Es factible que el padre García haya exagerado, que la hermana presidencial y el funcionario hayan obrado con la eficiencia y el altruismo exigidos por las circunstancias, pero por motivos comprensibles la mayoría dará por descontado que sus quejas pueden justificarse plenamente porque aquí ya es tradicional que operadores políticos se apropien de todos los programas de beneficencia, transformándolos en seguida en fuentes de ingresos personales o partidarios. Por desgracia, en nuestro país es «normal» que los políticos y el enjambre de sujetos que los rodean traten como «cajas» a entidades como PAMI, que con cierta frecuencia se apoderen de los fondos previsionales y que lucren a costa de los más pobres aprovechándose de los planes Trabajar. En efecto, es como si estos personajes se hubieran propuesto librar una guerra sin cuartel contra los necesitados, guerra que, obvio es decirlo, ya han ganado.

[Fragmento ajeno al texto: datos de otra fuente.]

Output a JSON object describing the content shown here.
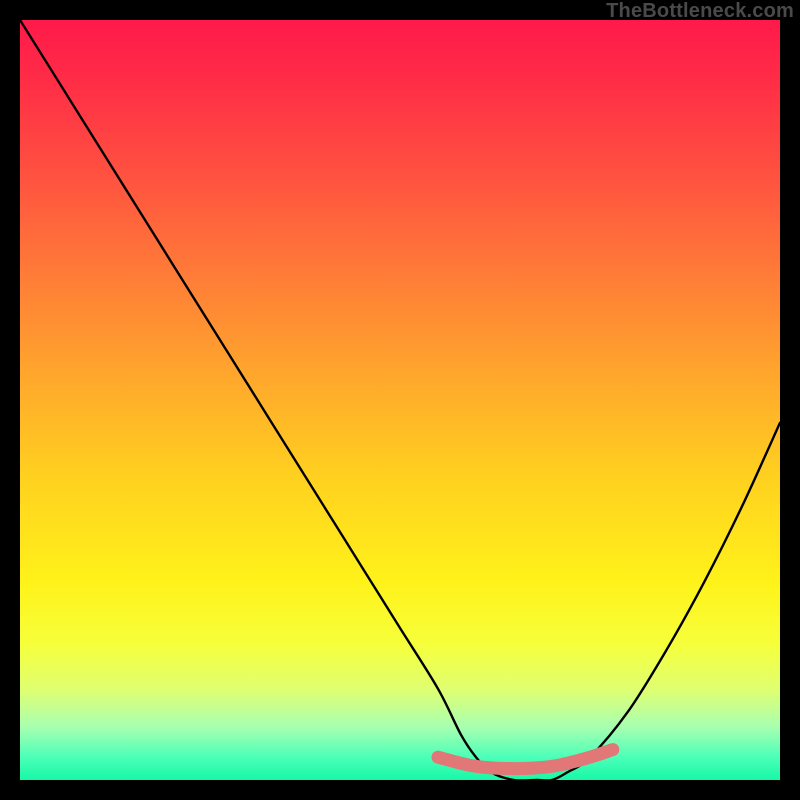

Asimismo, los más no habrán encontrado del todo extraño que la responsable de la recepción de donaciones extranjeras haya sido precisamente la hermana del presidente Eduardo Duhalde, dama que debe su elevación a un puesto tan importante a nada más que el ser integrante de la «primera familia». Otra que se ha visto privilegiada por el ascenso de Duhalde ha sido su esposa, «la señora Chiche». Como sabemos, nuestra clase política siempre ha militado en favor del nepotismo, de ahí la proliferación ya rutinaria de funcionarios jerárquicos que llevan el mismo apellido que el presidente de turno, de asesores bien remunerados, secretarios privados e incluso legisladores que fueron seleccionados sólo por ser hijos, entenados, hermanos, primos o amantes de políticos y jueces que, estimulados por el ejemplo brindado por el jefe de Estado, no han vacilado un solo instante en compartir su buena fortuna con sus familiares y allegados.

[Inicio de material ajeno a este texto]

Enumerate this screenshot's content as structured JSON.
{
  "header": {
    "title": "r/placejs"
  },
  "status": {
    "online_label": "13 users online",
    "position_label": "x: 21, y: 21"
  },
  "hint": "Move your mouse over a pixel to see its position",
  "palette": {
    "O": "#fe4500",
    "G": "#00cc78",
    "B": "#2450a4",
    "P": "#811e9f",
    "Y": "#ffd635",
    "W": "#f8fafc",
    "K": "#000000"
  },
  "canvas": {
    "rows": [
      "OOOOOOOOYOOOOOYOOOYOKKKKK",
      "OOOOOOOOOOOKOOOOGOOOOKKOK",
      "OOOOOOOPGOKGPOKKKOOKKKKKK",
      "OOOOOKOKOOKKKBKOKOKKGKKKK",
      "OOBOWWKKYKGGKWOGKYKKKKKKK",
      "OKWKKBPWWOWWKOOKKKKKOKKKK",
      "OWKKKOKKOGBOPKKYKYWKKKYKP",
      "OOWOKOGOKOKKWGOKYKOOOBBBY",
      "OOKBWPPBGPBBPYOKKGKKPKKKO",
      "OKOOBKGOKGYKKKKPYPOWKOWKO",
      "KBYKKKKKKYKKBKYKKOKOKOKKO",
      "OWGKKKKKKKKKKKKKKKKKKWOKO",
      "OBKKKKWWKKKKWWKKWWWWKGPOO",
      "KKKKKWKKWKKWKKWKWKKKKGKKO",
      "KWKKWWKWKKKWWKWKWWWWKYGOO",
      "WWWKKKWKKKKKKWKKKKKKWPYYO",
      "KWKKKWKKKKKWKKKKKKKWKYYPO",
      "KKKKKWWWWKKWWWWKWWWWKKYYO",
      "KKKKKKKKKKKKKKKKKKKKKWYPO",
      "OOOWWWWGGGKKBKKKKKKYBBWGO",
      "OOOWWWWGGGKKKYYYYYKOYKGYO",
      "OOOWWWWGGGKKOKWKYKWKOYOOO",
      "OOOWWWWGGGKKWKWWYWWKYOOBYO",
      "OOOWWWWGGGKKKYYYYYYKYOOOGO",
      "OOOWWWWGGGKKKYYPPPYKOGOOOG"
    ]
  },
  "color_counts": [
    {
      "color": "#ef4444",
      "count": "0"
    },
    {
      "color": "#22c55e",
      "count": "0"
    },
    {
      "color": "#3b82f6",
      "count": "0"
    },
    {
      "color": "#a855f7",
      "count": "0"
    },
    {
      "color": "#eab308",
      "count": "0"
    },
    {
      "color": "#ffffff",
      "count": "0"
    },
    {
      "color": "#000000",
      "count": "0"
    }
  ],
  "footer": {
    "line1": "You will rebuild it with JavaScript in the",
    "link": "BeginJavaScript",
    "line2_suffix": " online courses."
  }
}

El padre García dice que ahora entiende por qué la gente abuchea a los políticos en la Argentina, pero lo sorprendente no es que lo haga sino que hayan esperado tanto tiempo antes de entender que el sistema imperante era tan intrínsecamente corrupto que estaba escrito que tarde o temprano tendría un final catastrófico. Durante muchas décadas toleró las distintas formas de corrupción, tomándolas por meros detalles pintorescos que, lejos de suponer la ruina de quienes las practicaban, les granjeaba la admiración de los impresionados por la viveza criolla. Sin embargo, sucede que ninguna sociedad puede funcionar bien si su clase gobernante está conformada mayormente por individuos que en medio de una crisis atroz se muestran más preocupados por repartir el botín disponible entre los miembros de su clan personal, que en intentar atenuar el hambre de sus demás compatriotas, verdad ésta que muchos, con la excepción de ciertos políticos eminentes, por fin han entendido.

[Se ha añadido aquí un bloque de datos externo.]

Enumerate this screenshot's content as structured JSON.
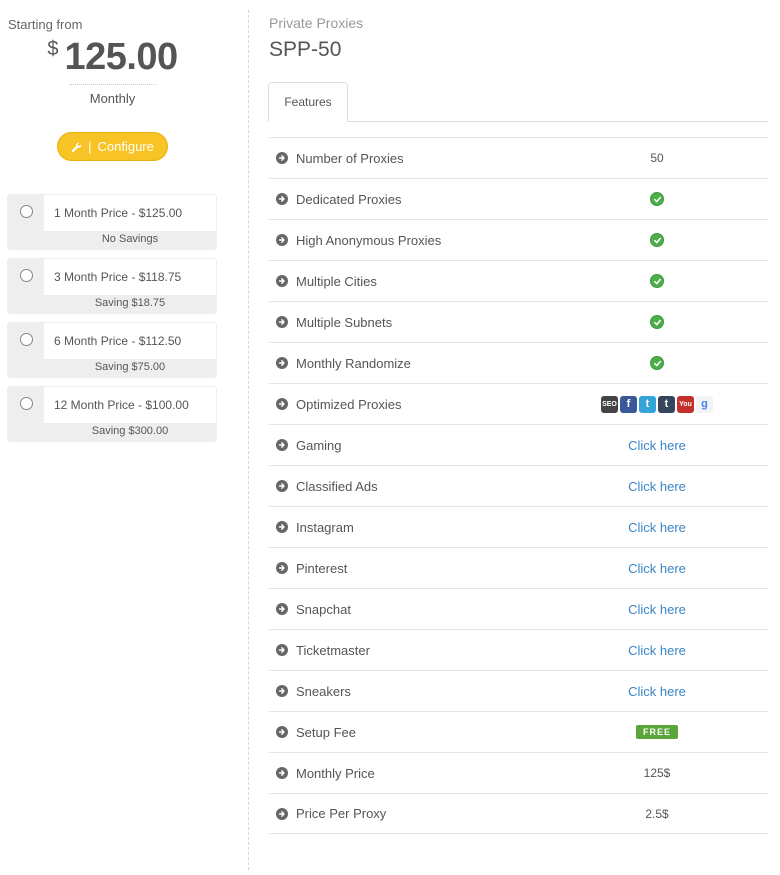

Aunque la razón por la que los programas sociales en nuestro país son tan lamentables tiene mucho menos que ver con la crisis económica que con la ineficacia criminal de instituciones groseramente politizadas manejadas por individuos que anteponen sus propios intereses a aquellos de los teóricamente beneficiados, el espectáculo brindado por pobres -tanto los "nuevos" como los "estructurales"- que buscan trozos de comida en basurales, ha conmovido a los televidentes españoles hasta tal punto, que organizaron una colecta nacional destinada a ayudar a los argentinos hambrientos. Sin embargo, parecería que, como era de prever, los cargamentos de alimentos y medicinas que fueron enviados por españoles caritativos se han visto interceptados por quienes se creen los dueños de "la solidaridad" local. Según informó el matutino porteño "La Nación", el sacerdote católico responsable de la campaña ha denunciado que centenares de toneladas de ayuda humanitaria han quedado en el puerto de Buenos Aires debido a las eufemísticamente llamadas "trabas burocráticas" puestas en su camino por Aurora Duhalde -la que, vaya sorpresa, es hermana del presidente actual- y el director del Instituto Nacional de Alimentos, Matías de Nicola. Indignado por lo que le ha tocado presenciar, el sacerdote Angel García los calificó de "torpes e inoperantes, que juegan con el hambre" de los demás, pidiendo, con el optimismo propio de un europeo, que renunciaran.